The sample C# code (LowerUpper.cs) implements the IMessageTransformer interface and republishes both lower and upper case versions of the message.

Once the transformer had been loaded then compiled there was no noticeable difference between the application, loaded from constant string, and loaded from external file versions.

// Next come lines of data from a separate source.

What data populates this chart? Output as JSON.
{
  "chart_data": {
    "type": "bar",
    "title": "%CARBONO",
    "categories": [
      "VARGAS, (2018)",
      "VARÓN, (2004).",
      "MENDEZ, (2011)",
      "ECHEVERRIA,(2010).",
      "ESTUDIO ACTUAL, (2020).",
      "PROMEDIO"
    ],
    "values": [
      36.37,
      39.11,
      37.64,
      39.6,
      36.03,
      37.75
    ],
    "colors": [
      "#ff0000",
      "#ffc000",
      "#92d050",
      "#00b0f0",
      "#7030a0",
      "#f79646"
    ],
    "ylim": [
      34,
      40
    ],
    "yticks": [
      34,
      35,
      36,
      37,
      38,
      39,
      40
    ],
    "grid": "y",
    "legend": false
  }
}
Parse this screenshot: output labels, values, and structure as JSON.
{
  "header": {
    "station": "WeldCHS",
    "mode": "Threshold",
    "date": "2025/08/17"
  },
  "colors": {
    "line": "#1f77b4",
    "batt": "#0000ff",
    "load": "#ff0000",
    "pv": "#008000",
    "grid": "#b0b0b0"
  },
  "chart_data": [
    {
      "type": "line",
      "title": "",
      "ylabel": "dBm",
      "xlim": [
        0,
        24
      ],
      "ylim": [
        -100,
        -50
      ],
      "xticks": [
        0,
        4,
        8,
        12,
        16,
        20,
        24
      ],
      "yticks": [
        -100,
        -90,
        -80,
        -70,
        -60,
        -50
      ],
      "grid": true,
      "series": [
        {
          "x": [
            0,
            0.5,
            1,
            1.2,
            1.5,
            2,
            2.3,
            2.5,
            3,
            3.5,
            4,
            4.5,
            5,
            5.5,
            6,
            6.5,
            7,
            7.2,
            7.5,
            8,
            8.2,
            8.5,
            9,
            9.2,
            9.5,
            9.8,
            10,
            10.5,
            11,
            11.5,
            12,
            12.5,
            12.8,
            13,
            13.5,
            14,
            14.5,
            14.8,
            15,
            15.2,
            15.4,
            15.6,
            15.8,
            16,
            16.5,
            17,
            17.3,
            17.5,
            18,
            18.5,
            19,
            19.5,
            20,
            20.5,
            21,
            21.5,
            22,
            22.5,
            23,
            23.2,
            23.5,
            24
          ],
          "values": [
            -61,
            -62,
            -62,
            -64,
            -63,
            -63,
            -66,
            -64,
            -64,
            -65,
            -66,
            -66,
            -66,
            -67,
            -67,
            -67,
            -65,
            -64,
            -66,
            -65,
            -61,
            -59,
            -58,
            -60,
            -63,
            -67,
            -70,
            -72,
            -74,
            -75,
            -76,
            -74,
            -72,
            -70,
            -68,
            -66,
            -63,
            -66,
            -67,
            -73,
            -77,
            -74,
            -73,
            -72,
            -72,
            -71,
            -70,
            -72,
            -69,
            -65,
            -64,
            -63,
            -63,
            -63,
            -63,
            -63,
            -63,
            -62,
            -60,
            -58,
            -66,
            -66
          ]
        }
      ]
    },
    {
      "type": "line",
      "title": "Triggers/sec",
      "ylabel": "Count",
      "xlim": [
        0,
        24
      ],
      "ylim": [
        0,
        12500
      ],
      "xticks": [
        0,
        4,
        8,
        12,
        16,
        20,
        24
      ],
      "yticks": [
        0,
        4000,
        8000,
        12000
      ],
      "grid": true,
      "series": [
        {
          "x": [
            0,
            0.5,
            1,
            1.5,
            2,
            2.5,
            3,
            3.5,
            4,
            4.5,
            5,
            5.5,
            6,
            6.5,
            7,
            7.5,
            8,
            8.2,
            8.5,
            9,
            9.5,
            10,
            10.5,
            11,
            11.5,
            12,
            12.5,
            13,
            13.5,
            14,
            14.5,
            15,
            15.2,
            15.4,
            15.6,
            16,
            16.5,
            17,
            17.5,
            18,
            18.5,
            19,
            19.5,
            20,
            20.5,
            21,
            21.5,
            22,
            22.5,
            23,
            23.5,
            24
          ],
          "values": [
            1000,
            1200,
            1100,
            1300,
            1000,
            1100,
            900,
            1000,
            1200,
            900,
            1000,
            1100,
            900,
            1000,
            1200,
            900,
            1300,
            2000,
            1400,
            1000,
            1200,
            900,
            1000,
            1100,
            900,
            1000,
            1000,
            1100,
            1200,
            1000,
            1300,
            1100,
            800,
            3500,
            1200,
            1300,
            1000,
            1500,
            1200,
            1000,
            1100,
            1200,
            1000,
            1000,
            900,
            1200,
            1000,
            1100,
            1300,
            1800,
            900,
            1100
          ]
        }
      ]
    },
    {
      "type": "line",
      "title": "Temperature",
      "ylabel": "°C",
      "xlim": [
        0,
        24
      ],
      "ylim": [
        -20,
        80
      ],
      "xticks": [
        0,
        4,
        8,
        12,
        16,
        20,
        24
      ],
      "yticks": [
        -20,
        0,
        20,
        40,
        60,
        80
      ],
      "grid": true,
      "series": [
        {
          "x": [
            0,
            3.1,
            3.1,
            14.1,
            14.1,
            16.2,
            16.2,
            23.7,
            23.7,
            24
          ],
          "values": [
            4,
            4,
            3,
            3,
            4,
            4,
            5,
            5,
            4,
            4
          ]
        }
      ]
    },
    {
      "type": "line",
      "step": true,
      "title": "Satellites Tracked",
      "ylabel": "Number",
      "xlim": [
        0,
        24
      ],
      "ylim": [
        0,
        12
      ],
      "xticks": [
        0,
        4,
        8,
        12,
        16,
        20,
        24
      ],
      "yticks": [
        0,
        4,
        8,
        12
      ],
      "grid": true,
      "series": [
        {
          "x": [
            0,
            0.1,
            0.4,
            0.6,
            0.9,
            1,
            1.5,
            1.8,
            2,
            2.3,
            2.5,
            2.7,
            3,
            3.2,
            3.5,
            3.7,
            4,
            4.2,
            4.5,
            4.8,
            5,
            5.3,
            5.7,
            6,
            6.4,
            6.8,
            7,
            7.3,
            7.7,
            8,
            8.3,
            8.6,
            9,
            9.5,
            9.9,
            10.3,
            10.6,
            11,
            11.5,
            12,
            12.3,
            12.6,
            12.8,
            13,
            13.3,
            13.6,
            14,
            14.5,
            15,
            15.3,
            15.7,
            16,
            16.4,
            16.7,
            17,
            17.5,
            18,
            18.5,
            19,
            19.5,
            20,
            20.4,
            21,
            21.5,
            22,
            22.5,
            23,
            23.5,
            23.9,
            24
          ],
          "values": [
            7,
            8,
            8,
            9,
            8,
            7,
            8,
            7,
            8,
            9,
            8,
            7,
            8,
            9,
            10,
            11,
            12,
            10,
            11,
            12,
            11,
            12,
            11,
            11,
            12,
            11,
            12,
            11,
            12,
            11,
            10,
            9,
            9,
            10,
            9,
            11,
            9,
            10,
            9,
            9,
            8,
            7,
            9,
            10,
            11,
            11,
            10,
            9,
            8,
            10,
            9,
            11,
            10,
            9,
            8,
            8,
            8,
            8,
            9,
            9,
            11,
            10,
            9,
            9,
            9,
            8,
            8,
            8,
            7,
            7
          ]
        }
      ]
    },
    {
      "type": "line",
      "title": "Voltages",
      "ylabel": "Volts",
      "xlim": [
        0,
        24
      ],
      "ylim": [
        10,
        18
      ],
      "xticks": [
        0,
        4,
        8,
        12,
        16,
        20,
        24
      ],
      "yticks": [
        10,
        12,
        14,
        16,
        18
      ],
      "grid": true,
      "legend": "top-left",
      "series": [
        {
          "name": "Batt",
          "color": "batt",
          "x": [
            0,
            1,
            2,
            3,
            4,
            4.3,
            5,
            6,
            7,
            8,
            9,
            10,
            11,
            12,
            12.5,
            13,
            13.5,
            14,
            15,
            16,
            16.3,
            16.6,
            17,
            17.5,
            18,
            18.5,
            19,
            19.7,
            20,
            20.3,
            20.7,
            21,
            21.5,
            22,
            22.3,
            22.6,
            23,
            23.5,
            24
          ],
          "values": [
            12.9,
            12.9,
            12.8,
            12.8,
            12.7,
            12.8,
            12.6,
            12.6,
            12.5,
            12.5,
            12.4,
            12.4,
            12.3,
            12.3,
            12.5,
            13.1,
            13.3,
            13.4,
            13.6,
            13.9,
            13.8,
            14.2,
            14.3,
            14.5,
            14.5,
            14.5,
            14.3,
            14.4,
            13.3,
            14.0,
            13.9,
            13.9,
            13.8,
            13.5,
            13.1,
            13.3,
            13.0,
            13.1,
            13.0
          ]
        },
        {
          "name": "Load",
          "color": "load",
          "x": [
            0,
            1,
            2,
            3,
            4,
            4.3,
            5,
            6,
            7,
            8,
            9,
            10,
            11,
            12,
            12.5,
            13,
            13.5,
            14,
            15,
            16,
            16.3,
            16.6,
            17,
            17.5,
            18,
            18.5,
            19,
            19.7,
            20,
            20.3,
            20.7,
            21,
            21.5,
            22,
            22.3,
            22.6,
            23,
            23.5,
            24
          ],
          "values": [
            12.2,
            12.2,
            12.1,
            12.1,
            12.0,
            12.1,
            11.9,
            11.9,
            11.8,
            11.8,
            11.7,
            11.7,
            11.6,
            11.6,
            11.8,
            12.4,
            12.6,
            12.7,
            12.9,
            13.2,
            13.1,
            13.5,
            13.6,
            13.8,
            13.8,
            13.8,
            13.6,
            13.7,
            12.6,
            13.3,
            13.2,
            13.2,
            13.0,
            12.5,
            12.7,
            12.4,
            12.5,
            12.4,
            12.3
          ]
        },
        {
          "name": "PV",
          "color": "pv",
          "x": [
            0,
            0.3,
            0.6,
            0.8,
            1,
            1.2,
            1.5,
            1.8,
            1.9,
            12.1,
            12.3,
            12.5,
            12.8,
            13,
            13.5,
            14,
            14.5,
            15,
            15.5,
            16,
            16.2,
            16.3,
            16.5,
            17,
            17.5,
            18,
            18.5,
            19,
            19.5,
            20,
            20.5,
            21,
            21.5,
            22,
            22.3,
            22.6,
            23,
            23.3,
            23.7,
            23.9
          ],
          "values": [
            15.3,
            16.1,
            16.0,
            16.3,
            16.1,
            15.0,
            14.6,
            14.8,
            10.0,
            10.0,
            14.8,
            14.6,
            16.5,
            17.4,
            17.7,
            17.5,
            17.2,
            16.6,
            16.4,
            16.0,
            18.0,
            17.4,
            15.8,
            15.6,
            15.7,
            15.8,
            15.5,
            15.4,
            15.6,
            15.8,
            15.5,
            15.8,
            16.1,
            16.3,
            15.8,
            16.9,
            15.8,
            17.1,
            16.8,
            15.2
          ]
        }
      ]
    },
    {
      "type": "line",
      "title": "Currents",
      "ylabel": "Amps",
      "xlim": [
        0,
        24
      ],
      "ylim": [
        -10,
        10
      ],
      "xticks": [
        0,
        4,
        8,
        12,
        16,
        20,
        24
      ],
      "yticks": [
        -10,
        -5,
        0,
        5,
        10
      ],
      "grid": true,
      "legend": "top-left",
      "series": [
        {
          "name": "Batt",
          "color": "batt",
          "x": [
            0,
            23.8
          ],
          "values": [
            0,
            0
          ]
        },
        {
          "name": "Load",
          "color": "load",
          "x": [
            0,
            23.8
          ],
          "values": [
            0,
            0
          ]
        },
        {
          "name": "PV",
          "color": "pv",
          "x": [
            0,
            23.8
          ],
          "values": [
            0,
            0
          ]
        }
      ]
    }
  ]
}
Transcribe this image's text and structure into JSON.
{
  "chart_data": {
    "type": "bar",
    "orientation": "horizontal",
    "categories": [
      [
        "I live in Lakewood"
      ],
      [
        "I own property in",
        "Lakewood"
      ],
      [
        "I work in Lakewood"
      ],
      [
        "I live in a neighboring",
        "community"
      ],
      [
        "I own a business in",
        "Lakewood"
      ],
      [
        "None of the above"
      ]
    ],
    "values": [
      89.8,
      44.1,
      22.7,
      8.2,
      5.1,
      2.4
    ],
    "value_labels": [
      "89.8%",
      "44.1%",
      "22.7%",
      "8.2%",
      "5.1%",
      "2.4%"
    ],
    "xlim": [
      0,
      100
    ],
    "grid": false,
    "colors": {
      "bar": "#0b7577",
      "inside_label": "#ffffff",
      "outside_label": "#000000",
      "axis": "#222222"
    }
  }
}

private static void OnMessageReceived(object? sender, HiveMQtt.Client.Events.OnMessageReceivedEventArgs e)
{
   HiveMQClient client = (HiveMQClient)sender!;

   Console.WriteLine($"{DateTime.UtcNow:yy-MM-dd HH:mm:ss:fff} HiveMQ.receive start");
   Console.WriteLine($" Topic:{e.PublishMessage.Topic} QoS:{e.PublishMessage.QoS} Payload:{e.PublishMessage.PayloadAsString}");

   Console.WriteLine($"{DateTime.UtcNow:yy-MM-dd HH:mm:ss:fff} HiveMQ.Publish start");
   foreach (string topic in _applicationSettings.PublishTopics.Split(',', StringSplitOptions.RemoveEmptyEntries | StringSplitOptions.TrimEntries))
   {
      e.PublishMessage.Topic = string.Format(topic, _applicationSettings.ClientId);

      var transformer = _scriptEngine.GetTransformer();

      if (transformer is null)
      {
         Console.WriteLine($"{DateTime.UtcNow:yy-MM-dd HH:mm:ss:fff} Transformer is null");
         return;
      }

      var transformedMessages = transformer.Transform(e.PublishMessage);
      if (transformedMessages is null)
      {
         Console.WriteLine($"{DateTime.UtcNow:yy-MM-dd HH:mm:ss:fff} Transformer returned null");
         return;
      }

      if (transformedMessages.Length == 0)
      {
         Console.WriteLine($"{DateTime.UtcNow:yy-MM-dd HH:mm:ss:fff} Transformer returned no messages");
         return;
      }

      foreach (MQTT5PublishMessage message in transformer.Transform(e.PublishMessage))
      {
         if (message is null)
         {
            Console.WriteLine($"{DateTime.UtcNow:yy-MM-dd HH:mm:ss:fff} Transformer message is null");

            continue;
         }

         try
         {
            Console.WriteLine($"{DateTime.UtcNow:yy-MM-dd HH:mm:ss:fff} Topic:{e.PublishMessage.Topic} HiveMQ Publish start ");

            var resultPublish = client.PublishAsync(message).GetAwaiter().GetResult();

            Console.WriteLine($"{DateTime.UtcNow:yy-MM-dd HH:mm:ss:fff} Published:{resultPublish.QoS1ReasonCode} {resultPublish.QoS2ReasonCode}");
         }
         catch (Exception ex)
         {
            Console.WriteLine($"{DateTime.UtcNow:yy-MM-dd HH:mm:ss:fff} HiveMQ Publish exception {ex.Message}");
         }
      }
   }
   Console.WriteLine($"{DateTime.UtcNow:yy-MM-dd HH:mm:ss:fff} HiveMQ.Receive finish");
}

I used a local instance of NanoMQ: An Ultra-lightweight MQTT Broker for IoT Edge for testing

The MQTTX application subscribed to topics that devices (XiaoTandHandCO2A, XiaoTandHandCO2B etc.) and the simulated bridge (in my case DESKTOP-EN0QGL0) published.